Books I Read June 13, 2021
Spent the first half of the week taking very long walks around New York. Turns out Coney is still tacky, the Malaysian beef jerky place on the LES is still great, and it's still impossible to walk through central Brooklyn for more than an hour without seeing Maggie Gyllenhall. The second half of the week has mostly been spent throwing children in the air and cooking/eating food. Point being I've been lazy and haven't read as much as I'd like, alas.
Valentino and Sagittarius by Natalia Ginzburg – Two novellas about Ms. Ginzburg's shitty, selfish, stupid family. Actually these were lovely, she's a great talent.
The Girl with All the Gifts by M.R. Carey – A young girl breaks out of the world's shittiest elementary school. I’ll avoid writing anything else for fear of spoiling a fun reveal, but this is creepy and emotional, a weird and original take on an overworked genre, strong stuff.
There Once Lived a Girl Who Seduced Her Sister's Husband, and He Hanged Himself: Love Stories by Ludmilla Petrushevskaya – A series of short about untrue men, heartbroken women, Russia, and the occasional murder. Petrushevskaya's stories all waver on a knife's edge between romance and outright horror, and often its unclear until the last sentence which direction they'll tip in. I very much enjoyed reading this on a bench in Brighton Beach while watching elderly Slavs sun themselves like beached albino seals.
I Await the Devil's Coming by Mary Maclane – The journalings of a precocious proto-feminist in Montana in the early 20th century. Interesting as a found document but basically this read like having to listen to that chick in your Freshman seminar who just won't shut the fuck up about Ayn Rand rant for 200 pages. People without a sense of humor should not be allowed to read Nietzsche.

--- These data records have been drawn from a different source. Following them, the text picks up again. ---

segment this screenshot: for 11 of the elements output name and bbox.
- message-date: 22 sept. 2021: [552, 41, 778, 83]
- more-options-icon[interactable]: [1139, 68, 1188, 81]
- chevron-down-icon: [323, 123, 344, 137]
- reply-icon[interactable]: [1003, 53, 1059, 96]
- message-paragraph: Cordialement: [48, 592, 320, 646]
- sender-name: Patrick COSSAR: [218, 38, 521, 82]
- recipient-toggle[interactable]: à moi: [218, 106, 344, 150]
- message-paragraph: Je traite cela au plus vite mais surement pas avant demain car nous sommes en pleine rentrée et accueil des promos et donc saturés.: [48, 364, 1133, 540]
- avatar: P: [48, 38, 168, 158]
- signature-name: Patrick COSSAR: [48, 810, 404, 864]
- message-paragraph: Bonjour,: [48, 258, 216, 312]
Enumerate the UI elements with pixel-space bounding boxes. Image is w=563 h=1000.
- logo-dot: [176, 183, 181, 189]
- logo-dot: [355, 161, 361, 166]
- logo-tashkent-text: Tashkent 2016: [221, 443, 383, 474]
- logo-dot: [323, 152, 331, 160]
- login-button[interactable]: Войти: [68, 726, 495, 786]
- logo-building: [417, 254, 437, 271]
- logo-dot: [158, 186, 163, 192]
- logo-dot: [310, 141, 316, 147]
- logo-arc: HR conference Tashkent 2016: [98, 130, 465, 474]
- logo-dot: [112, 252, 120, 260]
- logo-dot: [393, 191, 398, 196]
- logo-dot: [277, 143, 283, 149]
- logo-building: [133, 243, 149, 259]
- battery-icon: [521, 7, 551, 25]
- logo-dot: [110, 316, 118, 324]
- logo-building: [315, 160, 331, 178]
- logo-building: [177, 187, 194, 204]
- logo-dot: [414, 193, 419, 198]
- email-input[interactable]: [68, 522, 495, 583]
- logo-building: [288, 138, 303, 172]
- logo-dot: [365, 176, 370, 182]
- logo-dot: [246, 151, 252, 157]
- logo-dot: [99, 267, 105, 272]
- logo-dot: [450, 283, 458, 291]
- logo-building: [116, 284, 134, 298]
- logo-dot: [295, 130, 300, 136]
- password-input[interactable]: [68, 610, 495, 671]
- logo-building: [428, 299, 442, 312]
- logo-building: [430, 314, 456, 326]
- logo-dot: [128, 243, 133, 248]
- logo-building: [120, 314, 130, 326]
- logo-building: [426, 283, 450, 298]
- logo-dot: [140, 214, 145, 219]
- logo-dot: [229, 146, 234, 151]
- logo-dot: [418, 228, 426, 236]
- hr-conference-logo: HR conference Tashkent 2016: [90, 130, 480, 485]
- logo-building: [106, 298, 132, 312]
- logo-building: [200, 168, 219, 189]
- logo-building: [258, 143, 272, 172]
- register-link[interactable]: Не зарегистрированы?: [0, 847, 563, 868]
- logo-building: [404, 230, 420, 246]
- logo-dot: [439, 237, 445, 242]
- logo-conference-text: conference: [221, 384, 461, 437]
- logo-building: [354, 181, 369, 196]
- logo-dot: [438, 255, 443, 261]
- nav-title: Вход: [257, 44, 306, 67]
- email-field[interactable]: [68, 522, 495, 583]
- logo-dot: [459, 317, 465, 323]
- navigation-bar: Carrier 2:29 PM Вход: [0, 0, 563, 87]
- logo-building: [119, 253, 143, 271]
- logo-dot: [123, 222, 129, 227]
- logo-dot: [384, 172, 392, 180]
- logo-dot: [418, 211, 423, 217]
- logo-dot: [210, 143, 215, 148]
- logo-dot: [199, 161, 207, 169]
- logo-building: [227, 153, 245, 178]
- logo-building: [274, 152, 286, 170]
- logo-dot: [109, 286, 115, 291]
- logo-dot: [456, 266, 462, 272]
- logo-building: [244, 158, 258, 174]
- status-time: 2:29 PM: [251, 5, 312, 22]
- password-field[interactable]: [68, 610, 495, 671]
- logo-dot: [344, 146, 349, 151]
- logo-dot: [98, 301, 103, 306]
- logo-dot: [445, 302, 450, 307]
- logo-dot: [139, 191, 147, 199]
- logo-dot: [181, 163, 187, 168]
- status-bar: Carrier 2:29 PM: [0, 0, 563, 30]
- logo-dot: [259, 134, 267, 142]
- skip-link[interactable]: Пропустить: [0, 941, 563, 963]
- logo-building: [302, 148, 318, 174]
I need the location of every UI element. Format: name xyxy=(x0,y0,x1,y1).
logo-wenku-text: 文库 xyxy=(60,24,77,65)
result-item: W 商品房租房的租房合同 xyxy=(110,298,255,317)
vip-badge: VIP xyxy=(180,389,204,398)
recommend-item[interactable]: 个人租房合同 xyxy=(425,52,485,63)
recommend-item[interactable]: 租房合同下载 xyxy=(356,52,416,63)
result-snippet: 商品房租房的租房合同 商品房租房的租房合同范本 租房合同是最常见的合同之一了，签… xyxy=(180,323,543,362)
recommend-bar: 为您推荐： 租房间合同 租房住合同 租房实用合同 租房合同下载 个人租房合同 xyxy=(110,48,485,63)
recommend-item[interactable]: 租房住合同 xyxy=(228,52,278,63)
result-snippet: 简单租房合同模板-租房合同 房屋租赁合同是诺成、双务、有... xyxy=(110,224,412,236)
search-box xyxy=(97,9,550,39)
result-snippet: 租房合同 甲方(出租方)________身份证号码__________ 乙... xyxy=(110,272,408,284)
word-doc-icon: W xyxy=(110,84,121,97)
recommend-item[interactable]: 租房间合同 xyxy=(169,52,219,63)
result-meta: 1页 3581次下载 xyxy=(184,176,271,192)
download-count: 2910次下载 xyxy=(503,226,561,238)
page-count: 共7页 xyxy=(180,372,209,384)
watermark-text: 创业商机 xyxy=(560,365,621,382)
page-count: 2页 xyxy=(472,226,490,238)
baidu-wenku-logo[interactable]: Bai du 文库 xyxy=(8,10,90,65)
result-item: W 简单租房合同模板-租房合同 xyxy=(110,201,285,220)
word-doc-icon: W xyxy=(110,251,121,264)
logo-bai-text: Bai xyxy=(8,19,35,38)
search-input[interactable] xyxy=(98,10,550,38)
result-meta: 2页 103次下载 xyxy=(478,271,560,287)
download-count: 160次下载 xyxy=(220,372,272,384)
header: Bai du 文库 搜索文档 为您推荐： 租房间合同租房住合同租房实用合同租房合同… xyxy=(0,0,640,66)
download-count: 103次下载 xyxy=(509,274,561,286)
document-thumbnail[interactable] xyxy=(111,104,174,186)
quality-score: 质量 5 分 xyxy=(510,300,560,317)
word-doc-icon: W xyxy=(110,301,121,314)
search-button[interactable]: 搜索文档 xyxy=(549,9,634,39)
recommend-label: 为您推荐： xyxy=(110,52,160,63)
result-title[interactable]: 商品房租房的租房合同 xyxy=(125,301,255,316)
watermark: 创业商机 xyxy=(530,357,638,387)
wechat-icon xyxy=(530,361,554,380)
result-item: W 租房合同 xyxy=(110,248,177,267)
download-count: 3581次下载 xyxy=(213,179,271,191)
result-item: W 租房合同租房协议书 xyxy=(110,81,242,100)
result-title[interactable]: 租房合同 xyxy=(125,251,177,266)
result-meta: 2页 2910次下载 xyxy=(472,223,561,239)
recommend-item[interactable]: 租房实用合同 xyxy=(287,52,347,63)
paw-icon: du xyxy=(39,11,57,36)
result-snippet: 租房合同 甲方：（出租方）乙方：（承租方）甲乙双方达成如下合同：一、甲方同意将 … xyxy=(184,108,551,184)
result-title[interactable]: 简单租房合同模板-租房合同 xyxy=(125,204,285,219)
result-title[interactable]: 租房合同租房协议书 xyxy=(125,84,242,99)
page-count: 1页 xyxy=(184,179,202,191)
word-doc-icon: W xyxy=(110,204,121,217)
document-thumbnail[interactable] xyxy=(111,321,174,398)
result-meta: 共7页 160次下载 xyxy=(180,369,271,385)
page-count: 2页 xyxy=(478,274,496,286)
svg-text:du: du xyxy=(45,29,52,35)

The Wisdom Books by Robert Alter – For my birthday a dear friend (and the only person – Goy or Gentile -- I ever met who taught himself Yiddish) bought me this translation of my two favorite books of the Old Testament (plus Proverbs which is kind of crap). As always, reading Job and Ecclesiastes I am struck by the willingness of the Jews to incorporate into their tradition texts which run essentially counter to the main elements of the rest of the religion. This translation was beautiful, and the footnotes offered new insights into works I have read quite literally dozens of times—even if he uses 'vigor' in place of 'black hair', which is one of my favorite biblical allusions.
'Light is sweet, and it is good for eyes to see the sun!' I do try and remember, I swear.
Your House is on Fire, Your Children Are All Gone by Stefan Kiesbye – The horrifying recollections of a group of youth growing up in a small town in Northern Germany (which, if you haven't been north of Bremen, is a stark and nightmarish landscape). Something like if Patrick Modiano met Stephen King, although honestly I kinda think that undersells it. Understated and horrifying, with a hell of a last sting.
Poems of the Late T'Ang translated by A.C. Graham –
'The danger of the road is not in the distance
Ten yards is enough to break a wheel.
The peril of love is not in loving too often,
A single evening can leave its wound in the soul.'
Day of the Oprichnik by Vladamir Sorokin – In a future Russia which resembles a past Russia, government sponsored hoodlums commit a series of bleakly comic horrors in their efforts to defend the motherland. Sorokin's sci-fi satire is as sly and original as ever. Funny and extremely mean.